AUTHOR=Li Guiqiang , Zhao Runhan , Xie Zhou , Qu Xiao , Duan Yingtao , Zhu Yafei , Liang Hao , Tang Dagang , Li Zefang , He Weiyang TITLE=Mining bone metastasis related key genes of prostate cancer from the STING pathway based on machine learning JOURNAL=Frontiers in Medicine VOLUME=11 YEAR=2024 URL=https://www.frontiersin.org/journals/medicine/articles/10.3389/fmed.2024.1372495 DOI=10.3389/fmed.2024.1372495 ISSN=2296-858X ABSTRACT=Background

Prostate cancer (PCa) is the second most prevalent malignant tumor in male, and bone metastasis occurs in about 70% of patients with advanced disease. The STING pathway, an innate immune signaling mechanism, has been shown to play a key role in tumorigenesis, metastasis, and cancerous bone pain. Hence, exploring regulatory mechanism of STING in PCa bone metastasis will bring novel opportunities for treating PCa bone metastasis.

Methods

First, key genes were screened from STING-related genes (SRGs) based on random forest algorithm and their predictive performance was evaluated. Subsequently, a comprehensive analysis of key genes was performed to explore their roles in prostate carcinogenesis, metastasis and tumor immunity. Next, cellular experiments were performed to verify the role of RELA in proliferation and migration in PCa cells, meanwhile, based on immunohistochemistry, we verified the difference of RELA expression between PCa primary foci and bone metastasis.

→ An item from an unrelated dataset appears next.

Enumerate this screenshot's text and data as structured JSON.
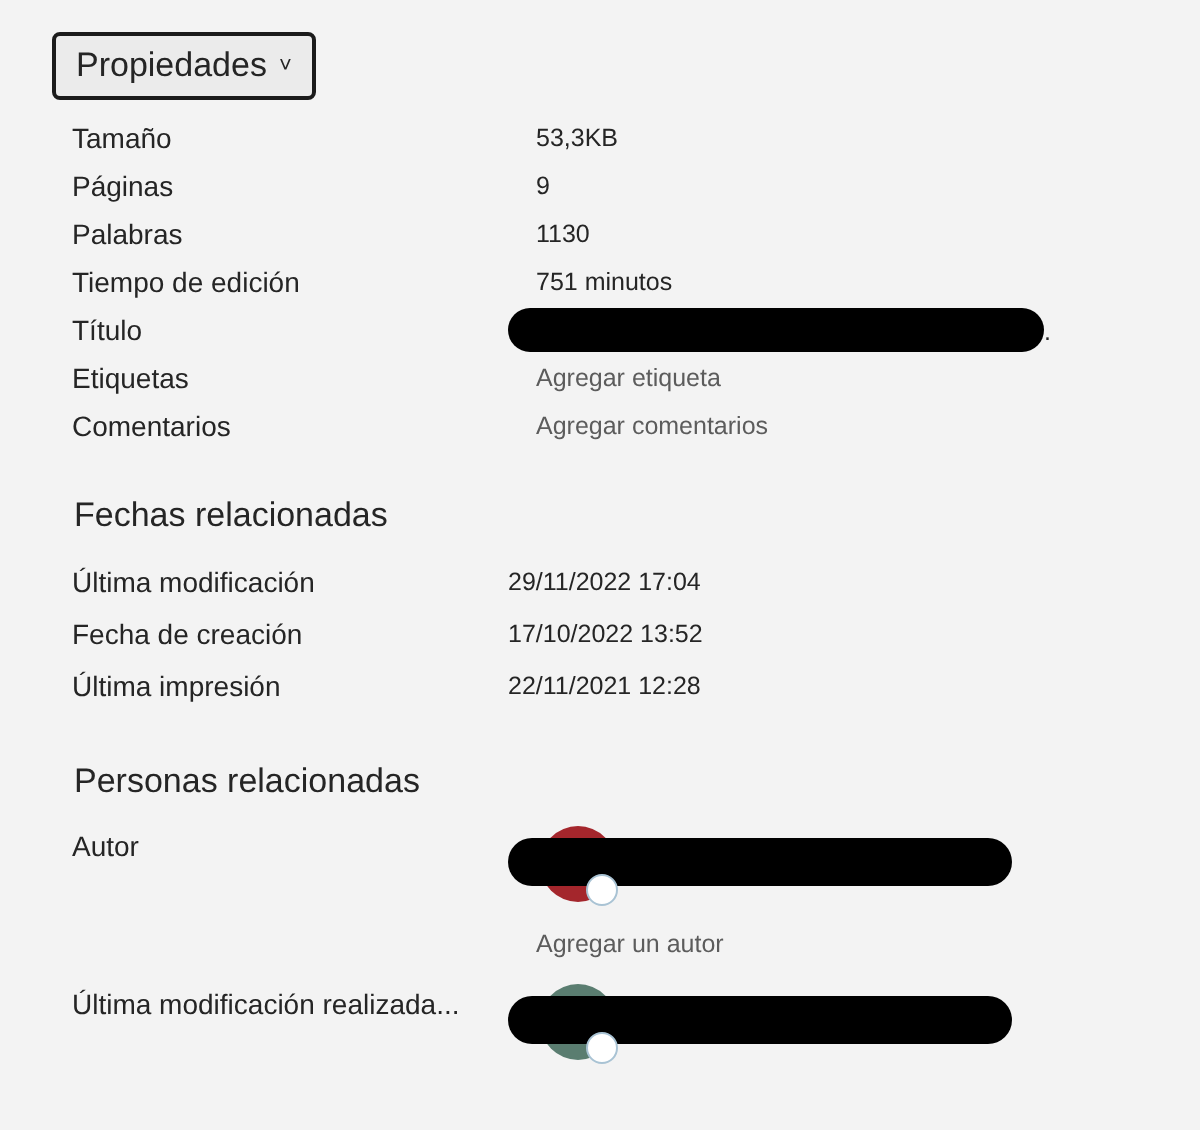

Finally, based on the key genes to construct an accurate and reliable nomogram, and mined targeting drugs of key genes.

Results

In this study, three key genes for bone metastasis were mined from SRGs based on the random forest algorithm. Evaluation analysis showed that the key genes had excellent prediction performance, and it also showed that the key genes played a key role in carcinogenesis, metastasis and tumor immunity in PCa by comprehensive analysis. In addition, cellular experiments and immunohistochemistry confirmed that overexpression of RELA significantly inhibited the proliferation and migration of PCa cells, and RELA was significantly low-expression in bone metastasis. Finally, the constructed nomogram showed excellent predictive performance in Receiver Operating Characteristic (ROC, AUC = 0.99) curve, calibration curve, and Decision Curve Analysis (DCA) curve; and the targeted drugs showed good molecular docking effects.

Conclusion

In sum, this study not only provides a new theoretical basis for the mechanism of PCa bone metastasis, but also provides novel therapeutic targets and novel diagnostic tools for advanced PCa treatment.